Tuez une mouche à coups de canon. C’est ainsi que plusieurs experts décrivent la mesure controversée en débat dans l’Union européenne pour atténuer les abus sur mineurs sur Internet, qui consiste à forcer les applications de messagerie instantanée telles que WhatsApp, Signal ou Telegram à scanner les télécommunications privées de leurs utilisateurs à la recherche de contenus pédophiles ou similaires.
Après presque trois ans de pressions et de controverses, Bruxelles a rejeté la proposition, à laquelle s’opposent une majorité de pays du bloc communautaire. Pourtant, depuis juillet, la nouvelle présidence du Conseil de l’UE, aux mains du Danemark, a mis sur la table une version qui oblige les entreprises du numérique à revoir de bout en bout les conversations cryptées. « Nous devons briser la perception totalement erronée selon laquelle communiquer via des services de messagerie cryptés est une liberté civile pour tous », a déclaré le ministre danois de la Justice, Peter Hummelgaard, architecte de la nouvelle version d’un projet connu sous le nom de Chat Control.
Les pays de l’UE voteront le 14 octobre pour donner leur feu vert ou, au contraire, enterrer le Règlement pour la prévention et la lutte contre les abus sexuels sur enfants (CSAR), une mesure proposée mi-2022 par la Commission européenne qui considère que la meilleure façon de lutter contre la circulation inquiétante de contenus pédopornographiques sur Internet était de scanner les communications à la recherche de matériel criminel.
En pratique, cela obligerait les grandes plateformes numériques à suivre les messages et les photos que vous partagez. Cette méthode invasive violerait votre vie privée en brisant le cryptage, le processus de codage qui garantit que seuls l’expéditeur et le destinataire du message peuvent le lire. « Ce serait comme placer une caméra à l’intérieur de votre maison, un espion que vous ne savez pas ce qui cherche, et vous dire de ne pas vous inquiéter, qu’elle ne sera pas utilisée à mauvais escient », a expliqué Carmela Troncoso, directrice scientifique de l’Institut Max Planck pour la sécurité et la confidentialité, à EL PERIÓDICO.
Vote crucial et serré
Le vote de mardi sera crucial. Selon le portail Fight Chat Control, 12 États membres sont pour, neuf sont contre et les six autres sont indécis. Parmi ceux qui soutiennent cette mesure controversée, l’Espagne et la France se démarquent, avec un total de 142 députés. Parmi les opposants figurent l’Allemagne et la Pologne, qui disposent de 149 sièges. Parmi les indécis, il y a des pays comme l’Italie, avec 76, qui pourraient être cruciaux. Le portail, créé par un ingénieur de logiciel Le Danois concerné, permet aux citoyens d’envoyer des e-mails d’alerte aux députés européens pour les inciter à voter contre, explique Politico.
Ces dernières heures, la confirmation du rejet de la proposition par Berlin a redonné espoir aux opposants à Chat Control. « La surveillance injustifiée des chats devrait être taboue dans un Etat de droit. Les communications privées ne devraient jamais faire l’objet de soupçons généralisés », a souligné la ministre de la Justice Stefanie Hubig. « Même les crimes les plus graves ne justifient pas le renoncement aux droits civils fondamentaux. » Pour approuver le projet, l’UE a besoin du soutien des nations qui représentent la majorité de la population du bloc, ce qui fait de l’Allemagne un acteur crucial qui peut faire pencher la balance.
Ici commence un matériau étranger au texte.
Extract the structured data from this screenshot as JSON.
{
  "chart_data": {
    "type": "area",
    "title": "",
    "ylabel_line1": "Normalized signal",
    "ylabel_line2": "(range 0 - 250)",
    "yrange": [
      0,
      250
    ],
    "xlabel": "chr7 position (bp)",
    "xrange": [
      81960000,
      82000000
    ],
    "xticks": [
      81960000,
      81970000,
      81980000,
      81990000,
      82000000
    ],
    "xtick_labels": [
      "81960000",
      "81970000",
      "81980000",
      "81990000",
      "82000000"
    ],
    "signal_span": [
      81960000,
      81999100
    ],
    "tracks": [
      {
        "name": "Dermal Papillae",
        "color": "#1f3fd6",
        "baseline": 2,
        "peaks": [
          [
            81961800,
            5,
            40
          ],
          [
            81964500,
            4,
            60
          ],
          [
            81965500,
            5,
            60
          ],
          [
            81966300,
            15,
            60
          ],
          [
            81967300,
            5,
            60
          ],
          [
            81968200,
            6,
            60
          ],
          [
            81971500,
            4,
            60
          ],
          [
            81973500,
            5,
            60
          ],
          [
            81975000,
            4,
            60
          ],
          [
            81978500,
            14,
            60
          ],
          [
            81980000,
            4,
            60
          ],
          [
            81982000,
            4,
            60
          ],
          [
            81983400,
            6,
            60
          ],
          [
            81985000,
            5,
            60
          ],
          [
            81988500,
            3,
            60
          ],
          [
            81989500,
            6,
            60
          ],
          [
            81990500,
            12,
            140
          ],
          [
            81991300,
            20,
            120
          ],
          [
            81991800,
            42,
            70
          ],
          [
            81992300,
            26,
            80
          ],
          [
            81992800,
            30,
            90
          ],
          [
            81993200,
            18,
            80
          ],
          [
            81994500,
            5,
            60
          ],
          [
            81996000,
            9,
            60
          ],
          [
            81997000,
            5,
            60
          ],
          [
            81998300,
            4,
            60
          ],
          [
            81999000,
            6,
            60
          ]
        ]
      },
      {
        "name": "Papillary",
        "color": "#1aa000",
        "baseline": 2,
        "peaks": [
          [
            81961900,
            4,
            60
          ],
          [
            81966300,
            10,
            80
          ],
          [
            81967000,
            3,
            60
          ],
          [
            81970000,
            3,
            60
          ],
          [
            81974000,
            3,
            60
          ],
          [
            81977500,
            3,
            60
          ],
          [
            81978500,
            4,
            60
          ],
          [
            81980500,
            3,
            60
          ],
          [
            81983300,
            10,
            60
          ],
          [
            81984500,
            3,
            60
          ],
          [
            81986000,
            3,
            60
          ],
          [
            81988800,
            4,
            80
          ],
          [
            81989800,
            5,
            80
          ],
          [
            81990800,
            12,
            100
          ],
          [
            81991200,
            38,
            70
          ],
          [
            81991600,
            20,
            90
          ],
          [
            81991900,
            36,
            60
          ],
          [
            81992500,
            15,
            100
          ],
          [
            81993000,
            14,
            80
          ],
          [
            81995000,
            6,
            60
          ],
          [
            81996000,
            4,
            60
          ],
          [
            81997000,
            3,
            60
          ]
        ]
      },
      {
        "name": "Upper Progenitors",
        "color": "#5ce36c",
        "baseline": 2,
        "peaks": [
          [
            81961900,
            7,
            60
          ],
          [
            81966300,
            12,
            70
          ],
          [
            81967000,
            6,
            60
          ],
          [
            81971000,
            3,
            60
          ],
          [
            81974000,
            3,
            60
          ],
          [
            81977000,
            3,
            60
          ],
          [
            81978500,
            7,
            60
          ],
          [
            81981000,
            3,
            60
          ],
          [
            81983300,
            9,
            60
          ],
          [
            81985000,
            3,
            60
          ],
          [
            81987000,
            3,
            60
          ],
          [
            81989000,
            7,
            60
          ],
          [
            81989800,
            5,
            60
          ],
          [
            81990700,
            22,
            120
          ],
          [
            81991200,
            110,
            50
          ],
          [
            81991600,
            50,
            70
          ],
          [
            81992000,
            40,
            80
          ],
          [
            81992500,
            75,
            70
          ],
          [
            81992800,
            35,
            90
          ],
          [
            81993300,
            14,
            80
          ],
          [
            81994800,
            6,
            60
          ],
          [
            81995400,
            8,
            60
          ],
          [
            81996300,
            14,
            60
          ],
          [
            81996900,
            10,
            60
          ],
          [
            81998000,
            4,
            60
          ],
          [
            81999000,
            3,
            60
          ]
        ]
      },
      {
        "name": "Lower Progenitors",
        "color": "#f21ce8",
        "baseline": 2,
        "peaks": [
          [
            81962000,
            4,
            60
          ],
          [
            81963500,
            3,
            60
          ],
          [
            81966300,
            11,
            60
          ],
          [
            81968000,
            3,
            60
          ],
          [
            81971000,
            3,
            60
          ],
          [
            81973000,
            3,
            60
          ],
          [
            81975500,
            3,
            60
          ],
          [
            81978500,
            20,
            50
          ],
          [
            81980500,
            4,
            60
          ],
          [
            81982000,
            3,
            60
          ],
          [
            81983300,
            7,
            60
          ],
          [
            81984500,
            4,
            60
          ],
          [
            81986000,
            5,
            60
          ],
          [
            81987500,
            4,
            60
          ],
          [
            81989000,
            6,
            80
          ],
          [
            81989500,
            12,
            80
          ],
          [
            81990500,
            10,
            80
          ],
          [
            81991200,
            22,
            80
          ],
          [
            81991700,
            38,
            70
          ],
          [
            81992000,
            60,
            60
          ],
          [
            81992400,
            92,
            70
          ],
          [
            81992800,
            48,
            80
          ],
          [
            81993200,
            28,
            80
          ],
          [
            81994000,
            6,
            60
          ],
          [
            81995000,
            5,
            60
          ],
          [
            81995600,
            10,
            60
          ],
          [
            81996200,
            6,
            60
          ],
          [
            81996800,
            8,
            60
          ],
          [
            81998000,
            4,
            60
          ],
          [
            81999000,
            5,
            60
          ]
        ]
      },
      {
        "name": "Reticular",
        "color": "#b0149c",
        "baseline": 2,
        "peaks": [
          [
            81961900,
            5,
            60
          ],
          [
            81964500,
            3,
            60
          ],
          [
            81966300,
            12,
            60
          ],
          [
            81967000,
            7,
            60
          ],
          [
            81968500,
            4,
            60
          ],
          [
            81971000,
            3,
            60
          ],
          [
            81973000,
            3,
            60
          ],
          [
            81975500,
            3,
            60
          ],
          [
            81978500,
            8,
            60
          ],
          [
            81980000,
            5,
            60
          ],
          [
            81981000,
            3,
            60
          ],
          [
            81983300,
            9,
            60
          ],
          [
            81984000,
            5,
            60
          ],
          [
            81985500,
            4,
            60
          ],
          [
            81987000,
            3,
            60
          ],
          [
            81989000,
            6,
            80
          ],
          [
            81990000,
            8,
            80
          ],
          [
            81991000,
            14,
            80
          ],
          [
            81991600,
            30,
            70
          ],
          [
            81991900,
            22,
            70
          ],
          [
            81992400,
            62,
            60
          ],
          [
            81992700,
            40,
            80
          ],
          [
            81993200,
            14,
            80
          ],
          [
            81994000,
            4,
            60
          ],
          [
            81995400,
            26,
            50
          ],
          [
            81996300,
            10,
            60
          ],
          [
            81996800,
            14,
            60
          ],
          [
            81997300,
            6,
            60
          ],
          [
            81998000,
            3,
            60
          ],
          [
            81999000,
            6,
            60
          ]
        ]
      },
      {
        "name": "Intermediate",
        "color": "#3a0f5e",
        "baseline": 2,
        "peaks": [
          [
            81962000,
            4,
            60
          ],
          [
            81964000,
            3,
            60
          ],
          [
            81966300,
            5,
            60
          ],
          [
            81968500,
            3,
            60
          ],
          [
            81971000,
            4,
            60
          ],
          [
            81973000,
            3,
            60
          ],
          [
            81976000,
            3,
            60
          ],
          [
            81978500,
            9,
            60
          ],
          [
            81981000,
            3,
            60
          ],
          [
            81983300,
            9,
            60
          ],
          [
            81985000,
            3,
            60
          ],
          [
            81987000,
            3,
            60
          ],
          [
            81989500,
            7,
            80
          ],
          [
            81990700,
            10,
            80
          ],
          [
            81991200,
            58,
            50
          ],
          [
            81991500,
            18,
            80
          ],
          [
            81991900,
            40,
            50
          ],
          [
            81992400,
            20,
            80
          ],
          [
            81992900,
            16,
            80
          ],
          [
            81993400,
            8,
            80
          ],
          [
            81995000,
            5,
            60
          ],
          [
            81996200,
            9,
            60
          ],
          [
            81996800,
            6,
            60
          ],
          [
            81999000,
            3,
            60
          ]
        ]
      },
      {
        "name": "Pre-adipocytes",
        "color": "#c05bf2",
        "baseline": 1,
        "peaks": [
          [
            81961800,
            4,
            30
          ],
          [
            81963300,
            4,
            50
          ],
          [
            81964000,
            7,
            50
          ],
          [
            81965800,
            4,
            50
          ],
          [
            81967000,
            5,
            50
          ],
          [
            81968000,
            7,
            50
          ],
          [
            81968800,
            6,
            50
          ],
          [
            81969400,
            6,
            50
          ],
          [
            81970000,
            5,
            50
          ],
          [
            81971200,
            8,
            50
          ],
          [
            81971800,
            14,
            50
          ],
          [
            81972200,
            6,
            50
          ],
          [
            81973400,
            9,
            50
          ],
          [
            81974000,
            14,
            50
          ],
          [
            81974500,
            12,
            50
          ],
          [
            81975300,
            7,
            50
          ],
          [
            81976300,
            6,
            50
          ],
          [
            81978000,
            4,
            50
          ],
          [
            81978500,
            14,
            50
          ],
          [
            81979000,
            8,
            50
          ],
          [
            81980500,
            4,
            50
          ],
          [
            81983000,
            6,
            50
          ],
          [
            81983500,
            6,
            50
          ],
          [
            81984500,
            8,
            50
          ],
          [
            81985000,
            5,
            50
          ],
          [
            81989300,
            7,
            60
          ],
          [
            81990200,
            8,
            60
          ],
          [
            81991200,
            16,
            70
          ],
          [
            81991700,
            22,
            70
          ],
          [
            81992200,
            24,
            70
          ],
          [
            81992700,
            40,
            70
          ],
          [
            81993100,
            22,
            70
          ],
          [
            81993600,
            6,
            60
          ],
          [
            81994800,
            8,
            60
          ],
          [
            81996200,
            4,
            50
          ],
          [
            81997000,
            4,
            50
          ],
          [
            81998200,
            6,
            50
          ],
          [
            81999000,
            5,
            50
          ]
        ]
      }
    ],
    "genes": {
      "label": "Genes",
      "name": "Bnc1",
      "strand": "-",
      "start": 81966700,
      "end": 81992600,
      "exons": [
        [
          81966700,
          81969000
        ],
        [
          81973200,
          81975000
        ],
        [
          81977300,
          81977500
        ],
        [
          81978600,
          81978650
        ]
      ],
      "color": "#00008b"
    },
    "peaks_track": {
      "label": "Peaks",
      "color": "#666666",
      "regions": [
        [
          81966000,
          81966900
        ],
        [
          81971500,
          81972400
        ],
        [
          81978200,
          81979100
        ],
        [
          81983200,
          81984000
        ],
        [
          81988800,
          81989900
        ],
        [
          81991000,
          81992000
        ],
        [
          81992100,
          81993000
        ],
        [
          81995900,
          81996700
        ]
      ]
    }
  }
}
Même si elle était approuvée, ce qui est peu probable, elle devrait encore surmonter plusieurs obstacles législatifs, tels que les négociations finales, pour devenir une loi.
Plusieurs plateformes numériques ont mis en garde contre les dangers du Chat Control. Le géant technologique Meta, propriétaire de Facebook, Instagram et WhatsApp, affirme que cela affaiblirait les normes de sécurité en ligne, tandis que Signal a annoncé qu’il quitterait le marché européen si la proposition était approuvée. « Nous ne compromettrons pas l’intégrité de nos services ni ne mettrons en péril la sécurité des personnes qui comptent sur nous partout dans le monde, souvent dans des contextes où les communications privées font la différence entre la vie et la mort », a déclaré Meredith Whittaker, présidente de la Fondation Signal.